Yes. PR is a US territory. It's residents are US citizens by birth. The school is LCME accredited. It is a US school.
PR has a group of separatists that want independence, but that doesn't change its status. Hawaii is a state and has the same thing. So do Texas and California. Considering your home a separate country and being a separate country are different.
It is 100% a USMD school and PD's view it as such.
I would not consider the Texan movements for secession to be comparable to that of Puerto Rico. Puerto Rico is not a state and exists in a quasi-colonial relationship with the United States and has essentially no material vote in the national Congress. The rights given to California and Texas as states in the Constitution are not available to Puerto Rico. This is a fundamentally different relationship to the federal government of the U.S which, consequently, makes comparing Texan secession and Puerto Rican independence a category mistake.

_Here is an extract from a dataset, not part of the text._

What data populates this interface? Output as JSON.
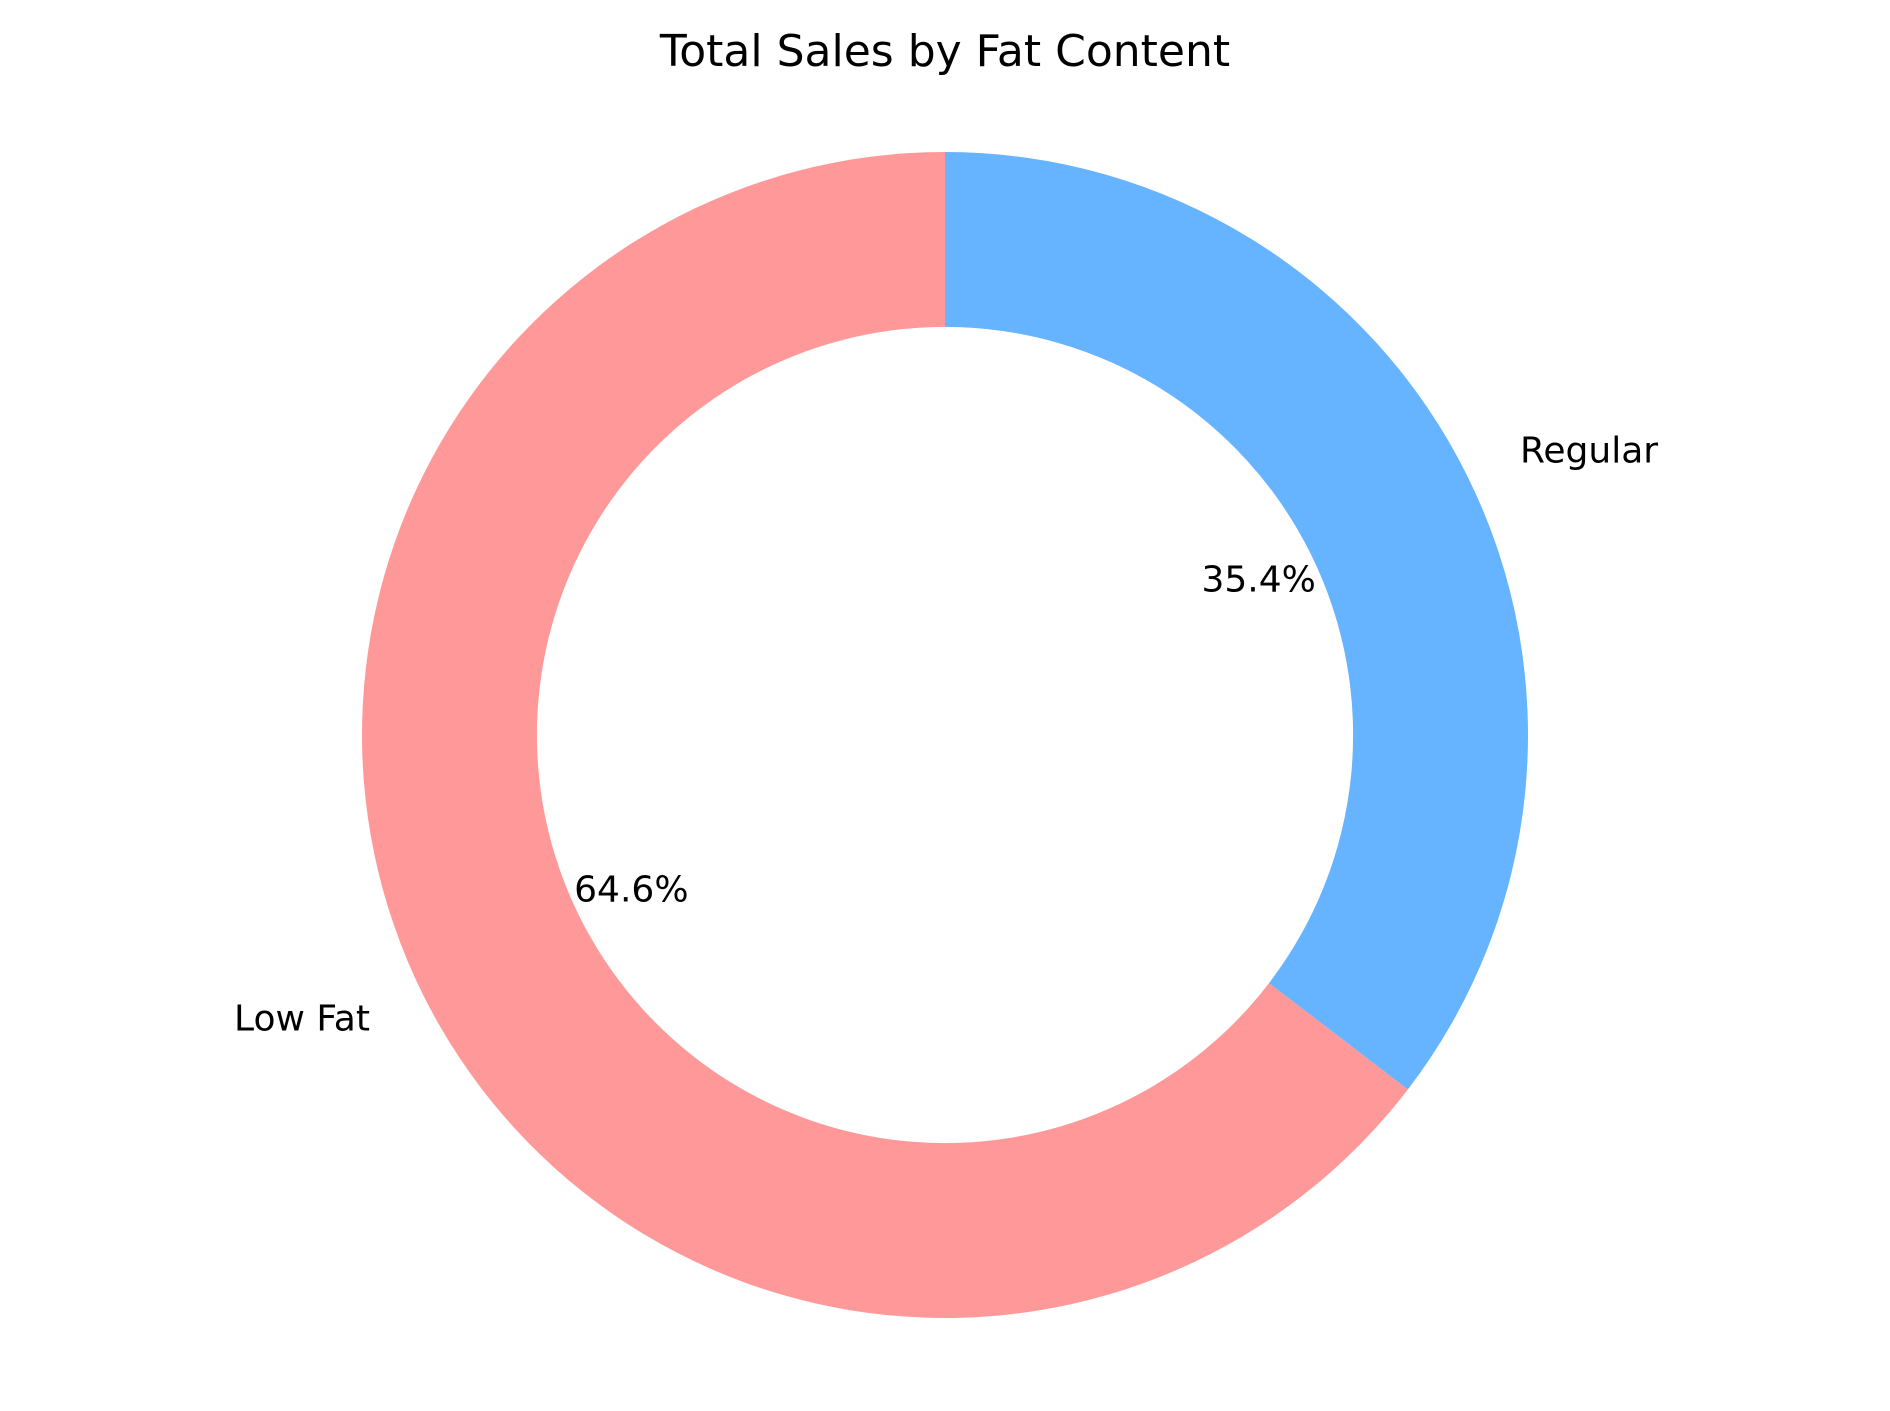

Being essentially different types of political entities means that declaring "independence" mean two very different things.

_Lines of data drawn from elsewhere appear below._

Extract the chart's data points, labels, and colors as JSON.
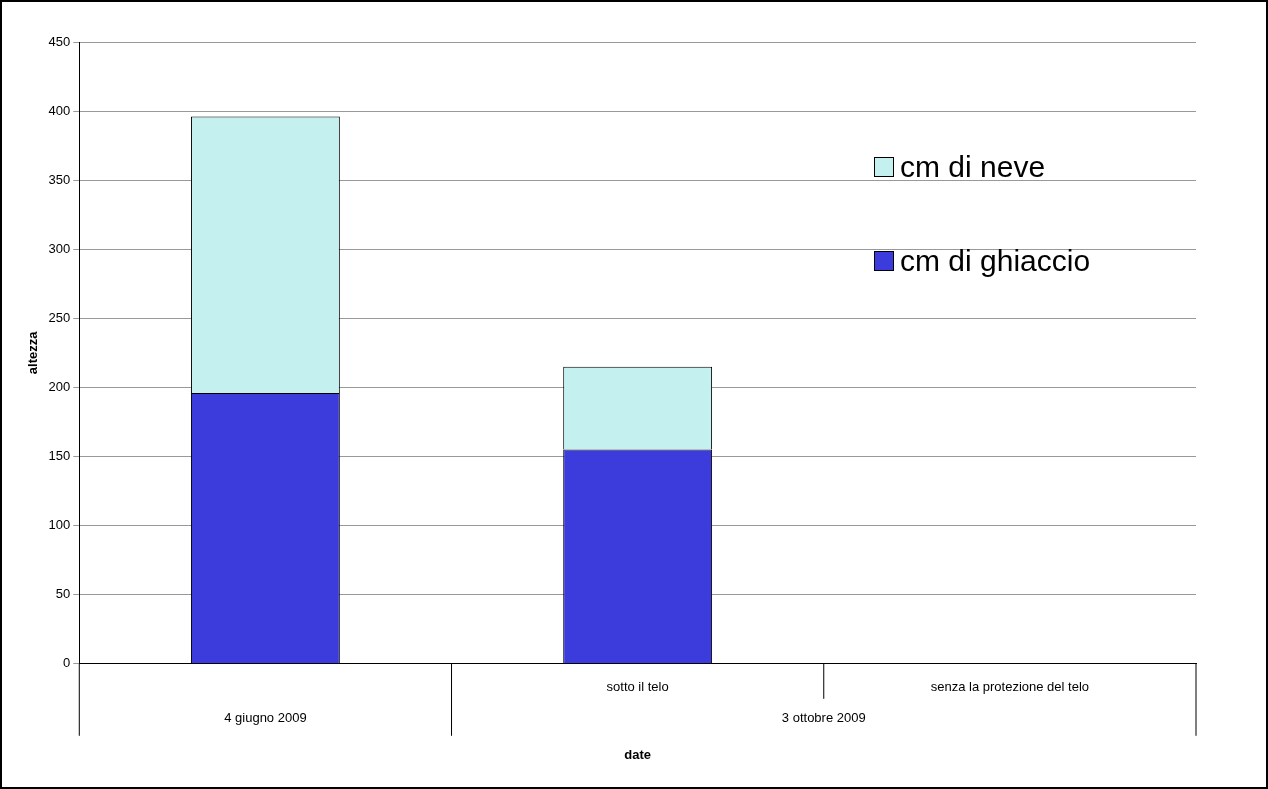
{
  "chart_data": {
    "type": "bar",
    "stacked": true,
    "xlabel": "date",
    "ylabel": "altezza",
    "categories": [
      null,
      "sotto il telo",
      "senza la protezione del telo"
    ],
    "series": [
      {
        "name": "cm di ghiaccio",
        "color": "#3c3cdc",
        "values": [
          196,
          155,
          null
        ]
      },
      {
        "name": "cm di neve",
        "color": "#c4f0f0",
        "values": [
          200,
          60,
          null
        ]
      }
    ],
    "ylim": [
      0,
      450
    ],
    "yticks": [
      0,
      50,
      100,
      150,
      200,
      250,
      300,
      350,
      400,
      450
    ],
    "grid": "y",
    "legend": "right",
    "annotations": [
      "4 giugno 2009",
      "3 ottobre 2009"
    ]
  }
}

One important consequence of this manifests itself in PR's ongoing massive debt crisis. The U.S does not assume the debt of the Puerto Rico like it might the debt of any state. Further, PR's commonwealth status basically made it a tax shelter for a really long time (PR can issue debt tax free, so investors want to own that debt for obvious reasons). That means that most of Puerto Rico debt is held
privately not
publicly. Therefore, while PR obviously has to come out of this debt crisis somehow, there is no national public stake in their debt -- hence, the U.S federal government essentially not giving a crap about how much money PR does or does not owe. Unlike a state, PR is not protected by U.S. bankruptcy provisions.
The other problem is "national identity". In another post you readily admit that any Texan considers themselves an American and that state pride and national pride go hand-in-hand. After 12 years in Texas, I would agree with this assessment. However, Puerto Ricans have a separate
national identity from the United States. They are "Americans" and "U.S citizens" yes, but in addition to that they are also "Puerto Ricans" in a much richer sense than a Floridian is a Floridian or even a Texan is a Texan. To use three trivial examples of how this national identity is separate from that of the rest of the U.S, Puerto Ricans speak Spanish
primarily, exist in a
modern colonial society as opposed to a fully autonomous member of a federalized republic, and are largely
Roman Catholic instead of
Protestant. None of this makes PR a separate
country, to be sure, since that is a political definition but all of these factors and more make it so that one could argue that PR is its own
nation with an identity more closely resembling that of the rest of the Caribbean than of the mainland U.S.